Wenn im Folgenden von smarten Maschinen die Rede ist, dann stehen nicht so sehr ihre wissenschaftlichen und technischen Aspekte im Brennpunkt, sondern ihre Herausforderung der menschlichen Sonderstellung in der Welt (die ersten drei Essays behandeln eher Grundlagenfragen). Smarte Maschinen reklamieren heute vieles, was wir als «eigentlich» menschlich bezeichnen: kognitive Vermögen, Kreativität, Moral. Die Ironie springt natürlich ins Auge:  Wir schaffen kraft unseres Denkens Artefakte, die uns die Sonderstellung des denkenden Wesens streitig machen – eine Sonderstellung, wie sie sich emblemartig genug im cartesianischen «Ich denke, also bin ich» äussert.  
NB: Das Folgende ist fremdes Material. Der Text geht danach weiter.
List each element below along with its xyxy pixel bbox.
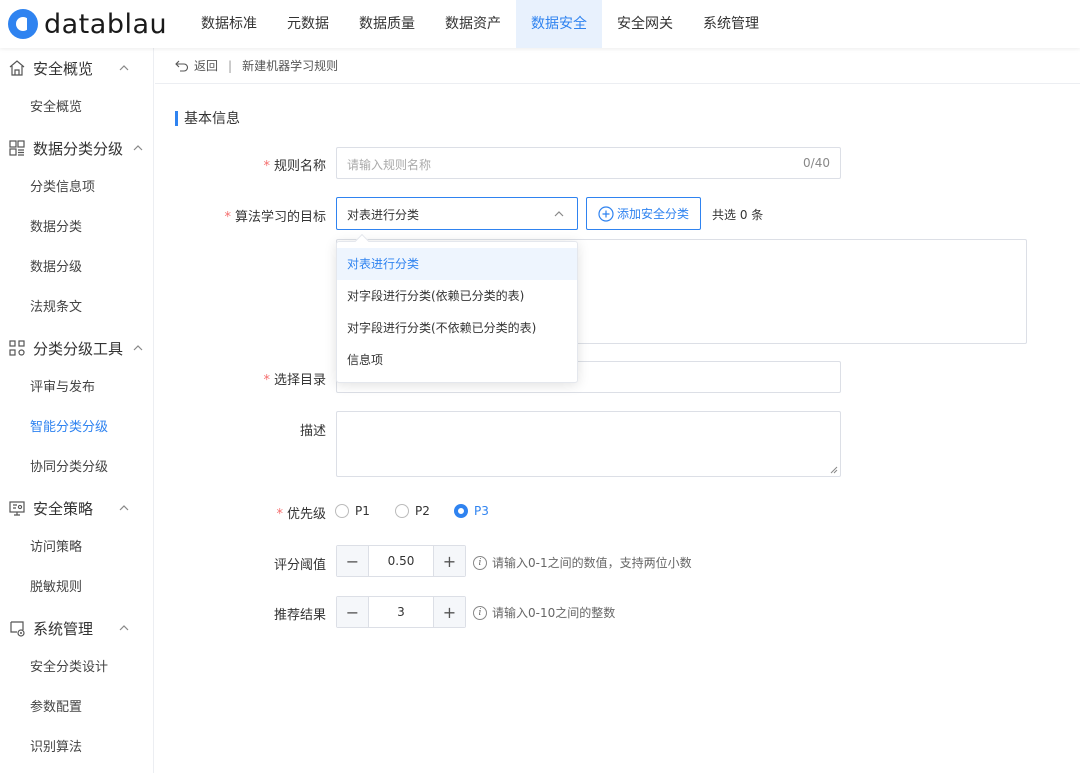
target-label: * 算法学习的目标 — [224, 210, 326, 225]
nav-item-security-gateway[interactable]: 安全网关 — [602, 0, 688, 48]
add-security-class-label: 添加安全分类 — [616, 207, 689, 221]
priority-label: * 优先级 — [276, 507, 326, 522]
sidebar-group-label: 安全策略 — [33, 499, 94, 518]
radio-circle — [395, 504, 409, 518]
dropdown-option-field-dependent[interactable]: 对字段进行分类(依赖已分类的表) — [337, 280, 577, 312]
sidebar-item-security-overview[interactable]: 安全概览 — [0, 88, 153, 128]
sidebar-group-data-classification[interactable]: 数据分类分级 — [0, 128, 153, 168]
threshold-label: 评分阈值 — [273, 558, 326, 573]
priority-radio-p2[interactable]: P2 — [395, 504, 430, 518]
sidebar-item-data-classification[interactable]: 数据分类 — [0, 208, 153, 248]
sidebar-item-collab-classification[interactable]: 协同分类分级 — [0, 448, 153, 488]
sidebar-item-parameter-config[interactable]: 参数配置 — [0, 688, 153, 728]
sidebar-item-smart-classification[interactable]: 智能分类分级 — [0, 408, 153, 448]
recommend-hint: i 请输入0-10之间的整数 — [473, 604, 615, 621]
threshold-hint: i 请输入0-1之间的数值，支持两位小数 — [473, 554, 692, 571]
selected-count: 共选 0 条 — [712, 208, 764, 222]
priority-radio-p1[interactable]: P1 — [335, 504, 370, 518]
sidebar-item-review-publish[interactable]: 评审与发布 — [0, 368, 153, 408]
home-icon — [9, 60, 25, 76]
recommend-value[interactable]: 3 — [369, 597, 433, 627]
sidebar-group-label: 数据分类分级 — [33, 139, 124, 158]
chevron-up-icon[interactable] — [117, 621, 131, 635]
back-arrow-icon — [175, 60, 189, 72]
sidebar-group-classification-tools[interactable]: 分类分级工具 — [0, 328, 153, 368]
nav-item-system-admin[interactable]: 系统管理 — [688, 0, 774, 48]
target-dropdown-menu: 对表进行分类 对字段进行分类(依赖已分类的表) 对字段进行分类(不依赖已分类的表… — [336, 233, 578, 383]
sidebar-item-masking-rules[interactable]: 脱敏规则 — [0, 568, 153, 608]
resize-handle-icon[interactable] — [830, 466, 838, 474]
logo-text: datablau — [44, 8, 168, 40]
threshold-value[interactable]: 0.50 — [369, 546, 433, 576]
directory-label: * 选择目录 — [263, 373, 326, 388]
section-title: 基本信息 — [175, 108, 240, 128]
sidebar: 安全概览 安全概览 数据分类分级 分类信息项 数据分类 数据分级 法规条文 分类… — [0, 48, 154, 773]
nav-item-data-quality[interactable]: 数据质量 — [344, 0, 430, 48]
sidebar-item-classification-design[interactable]: 安全分类设计 — [0, 648, 153, 688]
policy-icon — [9, 501, 25, 516]
dropdown-option-info-item[interactable]: 信息项 — [337, 344, 577, 376]
chevron-up-icon[interactable] — [131, 341, 145, 355]
recommend-label: 推荐结果 — [273, 608, 326, 623]
logo-icon — [8, 9, 38, 39]
section-title-bar — [175, 110, 178, 126]
chevron-up-icon[interactable] — [117, 61, 131, 75]
sidebar-item-access-policy[interactable]: 访问策略 — [0, 528, 153, 568]
plus-circle-icon — [598, 205, 614, 222]
sidebar-group-label: 分类分级工具 — [33, 339, 124, 358]
nav-item-data-standard[interactable]: 数据标准 — [186, 0, 272, 48]
sidebar-group-system-admin[interactable]: 系统管理 — [0, 608, 153, 648]
breadcrumb-current: 新建机器学习规则 — [242, 59, 339, 73]
description-textarea[interactable] — [336, 411, 841, 477]
info-icon: i — [473, 555, 487, 570]
threshold-increment-button[interactable]: + — [433, 546, 465, 576]
nav-item-metadata[interactable]: 元数据 — [272, 0, 344, 48]
breadcrumb: 返回 | 新建机器学习规则 — [155, 48, 1080, 84]
recommend-stepper[interactable]: − 3 + — [336, 596, 466, 628]
sidebar-item-data-grading[interactable]: 数据分级 — [0, 248, 153, 288]
sidebar-group-security-overview[interactable]: 安全概览 — [0, 48, 153, 88]
nav-item-data-assets[interactable]: 数据资产 — [430, 0, 516, 48]
target-select[interactable]: 对表进行分类 — [336, 197, 578, 230]
rule-name-label: * 规则名称 — [263, 159, 326, 174]
back-button[interactable]: 返回 — [175, 57, 218, 74]
sidebar-item-regulations[interactable]: 法规条文 — [0, 288, 153, 328]
section-title-text: 基本信息 — [184, 111, 240, 127]
sidebar-item-classification-info[interactable]: 分类信息项 — [0, 168, 153, 208]
dropdown-option-table[interactable]: 对表进行分类 — [337, 248, 577, 280]
threshold-stepper[interactable]: − 0.50 + — [336, 545, 466, 577]
recommend-increment-button[interactable]: + — [433, 597, 465, 627]
grid-icon — [9, 140, 25, 156]
sidebar-group-label: 系统管理 — [33, 619, 94, 638]
sidebar-item-recognition-algorithm[interactable]: 识别算法 — [0, 728, 153, 768]
breadcrumb-separator: | — [228, 58, 233, 73]
add-security-class-button[interactable]: 添加安全分类 — [586, 197, 701, 230]
priority-radio-p3[interactable]: P3 — [454, 504, 489, 518]
radio-circle — [454, 504, 468, 518]
rule-name-placeholder: 请输入规则名称 — [347, 158, 432, 172]
chevron-up-icon[interactable] — [117, 501, 131, 515]
tools-icon — [9, 340, 25, 356]
back-label: 返回 — [194, 59, 219, 73]
logo[interactable]: datablau — [8, 7, 167, 41]
target-select-value: 对表进行分类 — [347, 208, 420, 222]
recommend-decrement-button[interactable]: − — [337, 597, 369, 627]
rule-name-input[interactable]: 请输入规则名称 0/40 — [336, 147, 841, 179]
threshold-decrement-button[interactable]: − — [337, 546, 369, 576]
top-navbar: datablau 数据标准 元数据 数据质量 数据资产 数据安全 安全网关 系统… — [0, 0, 1080, 48]
chevron-up-icon — [554, 211, 564, 217]
dropdown-option-field-independent[interactable]: 对字段进行分类(不依赖已分类的表) — [337, 312, 577, 344]
chevron-up-icon[interactable] — [131, 141, 145, 155]
info-icon: i — [473, 605, 487, 620]
nav-item-data-security[interactable]: 数据安全 — [516, 0, 602, 48]
description-label: 描述 — [299, 424, 326, 439]
monitor-icon — [10, 621, 25, 637]
sidebar-group-security-policy[interactable]: 安全策略 — [0, 488, 153, 528]
main-nav: 数据标准 元数据 数据质量 数据资产 数据安全 安全网关 系统管理 — [186, 0, 774, 48]
rule-name-counter: 0/40 — [803, 156, 830, 170]
radio-circle — [335, 504, 349, 518]
sidebar-group-label: 安全概览 — [33, 59, 94, 78]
Schliesslich möchte ich mich mit der exzentrischen Anthropologie von anderen «dezentrierenden» Ansätzen abgrenzen; etwa von den transhumanistischen Visionen eines Menschentums, das sich aus seinen biologischen Fesseln lösen will; auch von den Netzwerken, in denen Menschen und Artefakte ununterscheidbar als «Aktanten» operieren. Ich gehe vielmehr aus vom vielleicht paradoxen, vielleicht donquichottischen Optimismus, dass das Menschliche sich gerade da entdecken lässt, wo es scheinbar veraltet und verschwindet.